Partes de árvores mortas por fungos adquirem a dimensão de flores pela maneira como integram as peças escultóricas. Existe assim um louvor à vida, à possibilidade do revigorar da natureza e à esperança contínua de uma nova oportunidade de significação para a matéria morta. Nada mais apropriado, aliás, quando se utiliza a força da madeira, berço motriz de artes nobres como a marcenaria e a marchetaria.
O processo criativo, no plano simbólico, faz reaparecer a matéria morta e, no universo técnico, realiza uma pesquisa de construção de formas no espaço. A natureza é o ponto de partida para um jogo de escolhas, descartes, encaixes e composições que tem como desafio maior a eficácia e a eficiência no trato com a tridimensionalidade. Isso significa, na prática, saber o que escolher, como compor o conjunto e quando parar de mexer em cada escultura.
Oscar D'Ambrosio
Os relevos de parede aprofundam esse raciocínio construtivo. Uma peça selecionada é colocada sobre uma placa. Sob a luz natural ou de uma lâmpada em ambiente fechado, recurso que oferece maiores possibilidades e angulações, surgem sombras que são marcadas como referências para o corte desses suportes. Despontam assim relevos escultóricos que, ao serem expostos com a luz adequada, proporcionam leveza.

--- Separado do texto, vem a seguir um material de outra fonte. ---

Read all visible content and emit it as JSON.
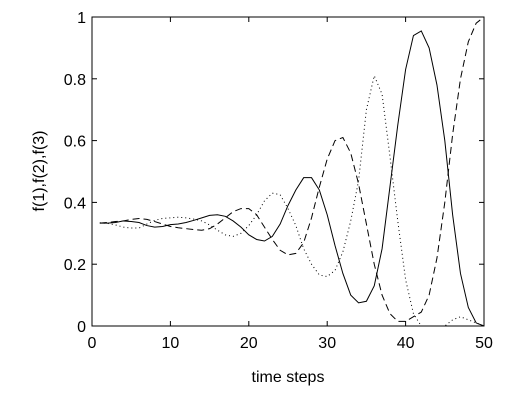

Da morta natureza para a viva escultura, Bia Doria percorre um trajeto no qual aprimorou o olhar da escolha e o saber do fazer para enfrentar cada vez mais desafios em sua relação com a sábia natureza, a mais perfeita das artistas e mais estimuladora das mães para todos nós, seus filhos, principalmente os voltados para a criação plástica.